Гематология Flashcards
Анемия - определение, критерии, причины
- снижение количества эритроцитов и гемоглобина
- причины: кровопотеря, гемолиз, нарушение продукции
Критерии по гемоглобину
- дети 0,5-4,9 лет - менее 110 г/л, 5-12 лет менее 115 г/л
- менструирующие менее 120 г/л
- беременные - менее 110 г/л
- мужчины - менее 130 г/л
Нормы красной крови
Гемоглобин: ж - 120-160 г/л, м - 130-170г/л
MCV 80-100 фл
RDW (показатель гетерогенности эритроцитов, анизоцитоз, коэффициент вариации среднего объема эритроцитов) - 11-15
МСН 28-35 пг / ЦП=МСН*0,03
гипохромия - менее 5%
CHr - содержание гемоглобина в ретикулоцитах - 28-35 пг
Основные причины гипохромных микроцитарных анемий
- дефицит железа
- анемия хрон.заболевания
- сидеробластная анемия
- талассемия ( объем менее 70 фл - скорее всего она или ЖДА)

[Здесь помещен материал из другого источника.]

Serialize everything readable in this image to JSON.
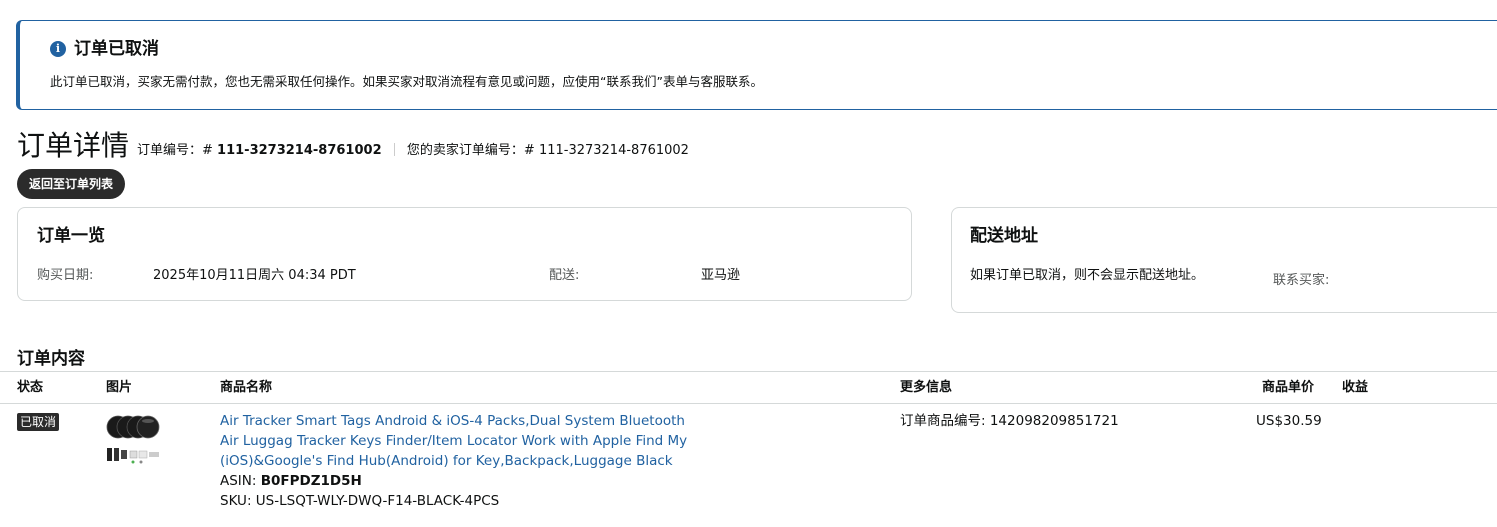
{
  "alert": {
    "title": "订单已取消",
    "body": "此订单已取消，买家无需付款，您也无需采取任何操作。如果买家对取消流程有意见或问题，应使用“联系我们”表单与客服联系。",
    "icon": "info-icon"
  },
  "header": {
    "title": "订单详情",
    "order_label": "订单编号：#",
    "order_number": "111-3273214-8761002",
    "seller_order_label": "您的卖家订单编号：#",
    "seller_order_number": "111-3273214-8761002",
    "back_button": "返回至订单列表"
  },
  "summary": {
    "title": "订单一览",
    "purchase_date_label": "购买日期:",
    "purchase_date": "2025年10月11日周六 04:34 PDT",
    "shipping_label": "配送:",
    "shipping_value": "亚马逊"
  },
  "shipping_address": {
    "title": "配送地址",
    "note": "如果订单已取消，则不会显示配送地址。",
    "contact_buyer_label": "联系买家:"
  },
  "contents": {
    "title": "订单内容",
    "columns": [
      "状态",
      "图片",
      "商品名称",
      "更多信息",
      "商品单价",
      "收益"
    ],
    "items": [
      {
        "status": "已取消",
        "name": "Air Tracker Smart Tags Android & iOS-4 Packs,Dual System Bluetooth Air Luggag Tracker Keys Finder/Item Locator Work with Apple Find My (iOS)&Google's Find Hub(Android) for Key,Backpack,Luggage Black",
        "asin_label": "ASIN:",
        "asin": "B0FPDZ1D5H",
        "sku": "SKU: US-LSQT-WLY-DWQ-F14-BLACK-4PCS",
        "more_info": "订单商品编号: 142098209851721",
        "unit_price": "US$30.59"
      }
    ]
  },
  "colors": {
    "accent": "#2162a1",
    "dark_button": "#2b2b2b",
    "border": "#d5d9d9"
  }
}
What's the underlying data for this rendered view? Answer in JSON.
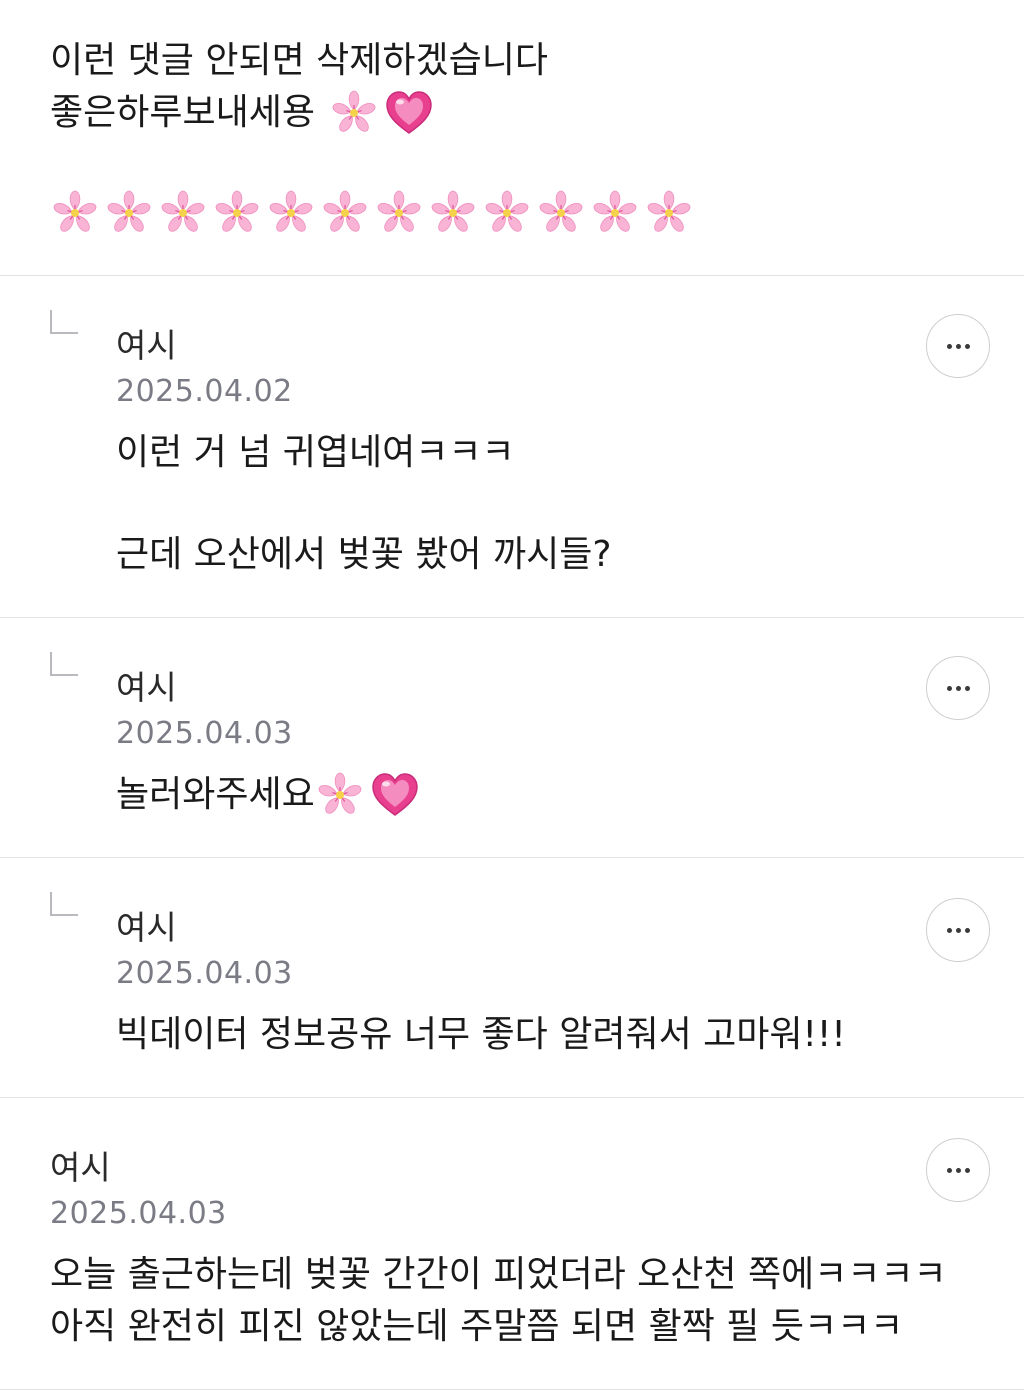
{
  "post": {
    "line1": "이런 댓글 안되면 삭제하겠습니다",
    "line2": "좋은하루보내세용",
    "line2_emojis": [
      "cherry-blossom",
      "heart"
    ],
    "flower_row_count": 12,
    "flower_row_emoji": "cherry-blossom"
  },
  "comments": [
    {
      "author": "여시",
      "date": "2025.04.02",
      "is_reply": true,
      "line1": "이런 거 넘 귀엽네여ㅋㅋㅋ",
      "line2": "",
      "line3": "근데 오산에서 벚꽃 봤어 까시들?"
    },
    {
      "author": "여시",
      "date": "2025.04.03",
      "is_reply": true,
      "line1": "놀러와주세요",
      "emojis": [
        "cherry-blossom",
        "heart"
      ]
    },
    {
      "author": "여시",
      "date": "2025.04.03",
      "is_reply": true,
      "line1": "빅데이터 정보공유 너무 좋다 알려줘서 고마워!!!"
    },
    {
      "author": "여시",
      "date": "2025.04.03",
      "is_reply": false,
      "line1": "오늘 출근하는데 벚꽃 간간이 피었더라 오산천 쪽에ㅋㅋㅋㅋ",
      "line2": "아직 완전히 피진 않았는데 주말쯤 되면 활짝 필 듯ㅋㅋㅋ"
    }
  ],
  "more_button_label": "•••",
  "colors": {
    "divider": "#e2e2e6",
    "date": "#7a7b85",
    "text": "#1a1a1a",
    "flower": "#f7a8cf",
    "heart": "#e8408f"
  }
}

Источники железа и его транспорт, всасывание, депонирование
- негемовое - 3х валентное (фрукты, овощи, хлебные злаки) - 1-7% всасывания
- гемовое - 2х валентное (мясо, птица, рыба) - 17-22%
всасывание в сутки 1-2 мг - Fe-редуктаза - восстанавливает 3х валентное железо в 2хвалентное
- обилие железа в пище угнетает экспрессию DMT1 ( фермент щеточной каемки на апикальной мембране энтероцита, который переносит 2хвалентное железо в клетку)

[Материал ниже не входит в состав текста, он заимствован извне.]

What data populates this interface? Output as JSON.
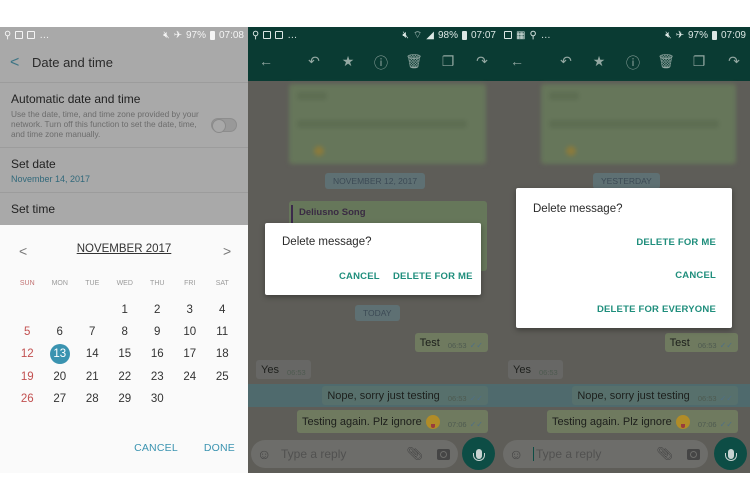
{
  "settings_screen": {
    "status_bar": {
      "left_icons": [
        "usb-icon",
        "image-icon",
        "clipboard-icon",
        "more-icon"
      ],
      "battery": "97%",
      "time": "07:08"
    },
    "header": {
      "back_label": "<",
      "title": "Date and time"
    },
    "rows": [
      {
        "title": "Automatic date and time",
        "description": "Use the date, time, and time zone provided by your network. Turn off this function to set the date, time, and time zone manually.",
        "toggle_on": false
      },
      {
        "title": "Set date",
        "value": "November 14, 2017"
      },
      {
        "title": "Set time"
      }
    ],
    "calendar": {
      "month_label": "NOVEMBER 2017",
      "prev_label": "<",
      "next_label": ">",
      "weekdays": [
        "SUN",
        "MON",
        "TUE",
        "WED",
        "THU",
        "FRI",
        "SAT"
      ],
      "first_weekday_index": 3,
      "days_in_month": 30,
      "selected_day": 13,
      "cancel_label": "CANCEL",
      "done_label": "DONE",
      "accent_color": "#3a93b0"
    }
  },
  "chat_screen_1": {
    "status_bar": {
      "battery": "98%",
      "time": "07:07"
    },
    "date_chips": [
      "NOVEMBER 12, 2017",
      "TODAY"
    ],
    "quoted_sender": "Deliusno Song",
    "messages": [
      {
        "text": "Test",
        "time": "06:53",
        "direction": "out",
        "ticks": "✓✓"
      },
      {
        "text": "Yes",
        "time": "06:53",
        "direction": "in"
      },
      {
        "text": "Nope, sorry just testing",
        "time": "06:53",
        "direction": "out",
        "ticks": "✓✓",
        "selected": true
      },
      {
        "text": "Testing again. Plz ignore",
        "time": "07:06",
        "direction": "out",
        "ticks": "✓✓",
        "emoji": "tongue-face"
      }
    ],
    "input_placeholder": "Type a reply",
    "dialog": {
      "title": "Delete message?",
      "buttons": [
        "CANCEL",
        "DELETE FOR ME"
      ]
    }
  },
  "chat_screen_2": {
    "status_bar": {
      "battery": "97%",
      "time": "07:09"
    },
    "date_chips": [
      "YESTERDAY"
    ],
    "messages": [
      {
        "text": "Test",
        "time": "06:53",
        "direction": "out",
        "ticks": "✓✓"
      },
      {
        "text": "Yes",
        "time": "06:53",
        "direction": "in"
      },
      {
        "text": "Nope, sorry just testing",
        "time": "06:53",
        "direction": "out",
        "ticks": "✓✓",
        "selected": true
      },
      {
        "text": "Testing again. Plz ignore",
        "time": "07:06",
        "direction": "out",
        "ticks": "✓✓",
        "emoji": "tongue-face"
      }
    ],
    "input_placeholder": "Type a reply",
    "dialog": {
      "title": "Delete message?",
      "buttons": [
        "DELETE FOR ME",
        "CANCEL",
        "DELETE FOR EVERYONE"
      ]
    }
  },
  "action_bar_icons": [
    "back-arrow-icon",
    "reply-icon",
    "star-icon",
    "info-icon",
    "delete-icon",
    "copy-icon",
    "forward-icon"
  ],
  "theme": {
    "whatsapp_dark": "#0a3b33",
    "dialog_button": "#1f8e7c",
    "fab": "#0d4d45"
  }
}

- гепсидин - гормон, регулирующий внеклеточную концентрацию железа + антибак и антифунгиэффект; блокирует ферропортин.
- ферропортин - транспортный белок ( железо 2х вал. из клетки; единственный в своем роде)
- гефестин - белок, структурно похожий на церулоплазмин, но для железа. окисляет Fe2+ в Fe3+, поскольку трансферрин способен соединяться лишь с Fe3+. максимальная экспрессия в кишечнике.
- церуллоплазмин - окисляет железо до момента связывания с трансферрином
- трансферрин - синтез печенью, связывается с 3хвалентным железом; афинность к рецепторам по нарастающей: апотрансферрин, моновалентный трансферрин, двухвалентный трансферрин
- перенос комплекса трансферрин-железо происходит через трансферриновый рецептор ( их количество определяется потребностью клетки в железе)
- депонирование: ферритин ( внутриклеточный и плазменный белок; поддерживает железо в растворимой нетоксичной форме до 4500 ионов 3хвал железа); гемосидерин - дегранулированный нерастворимый ферритин.
распределение запасов
гемоглобин 2000 мг
депо 1000 мг
миоглобин 130 мг, лабильный пул 80 мг, железо иных тканей 8 мг, транспортное железо 3 мг
Судьба железа в клетке
- поступление железа в митохондрии для синтеза гема ( фратаксин - белок, связанный с внутренней мембраной митохондрий, участвующий в формировании железосерных кластеров, недостаток которых приводит к снижению продукции митохондриальной АТФ, повышению уровня митохондриального железа и окислительному стрессу)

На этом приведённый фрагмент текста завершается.